Amanda is waiting. She had thought the church service started at ten o’clock. She didn’t realize until she was half way there that it does not start until ten-thirty. She makes this mistake almost every week.
She is waiting for her mother, step-father, and siblings to arrive and fill the five seats she has saved for them. She has been house-sitting for her boyfriend’s family who is vacationing in Italy for two weeks and has not been home for the last week and a half. She misses her family. Today she will only be with them during the service and she must leave to get ready for work as soon as it is over. She wishes she did not work on weekends.
A family files into the row of seats behind her.
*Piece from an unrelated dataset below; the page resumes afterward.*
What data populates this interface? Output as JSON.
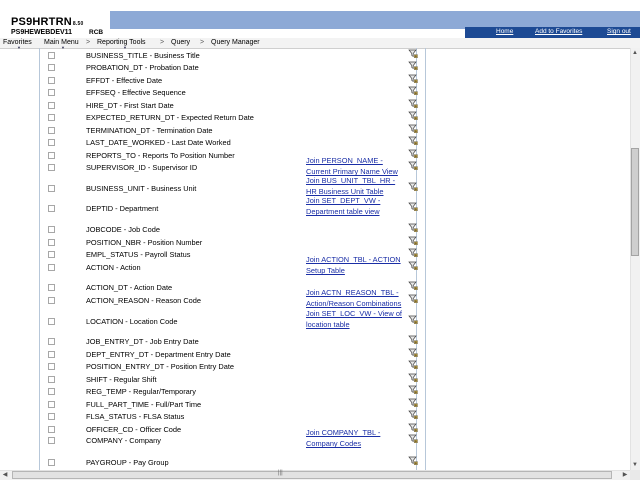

She feels awkward listening to their conversation and sitting alone. Every few minutes she turns around to look past the family to see if her family has arrived yet. Every few minutes a different family walks down the isle eying the five empty seats, but they pass by when they see the sweater and bag Amanda has laid over them marking them as saved. She wishes her family would get here because she is chilly and wants to put her sweater on. The green and black sweater doesn’t actually belong to Amanda. She grabbed it out of her boyfriend’s laundry basket the other day and has been using it all week.
A woman steps onto the stage in the high school auditorium the church holds its service in. She talks about communication and the band plays the chorus to a Led Zeppelin song. One of the things that drew Amanda in was the music they play. The woman steps back onto the stage and says another few words about how people talk then the band plays another few seconds of a popular 80’s song. This happens a few more times until the band breaks into a full-length cover a popular country song about a woman who talks too much about herself. Amanda’s family still has not arrived.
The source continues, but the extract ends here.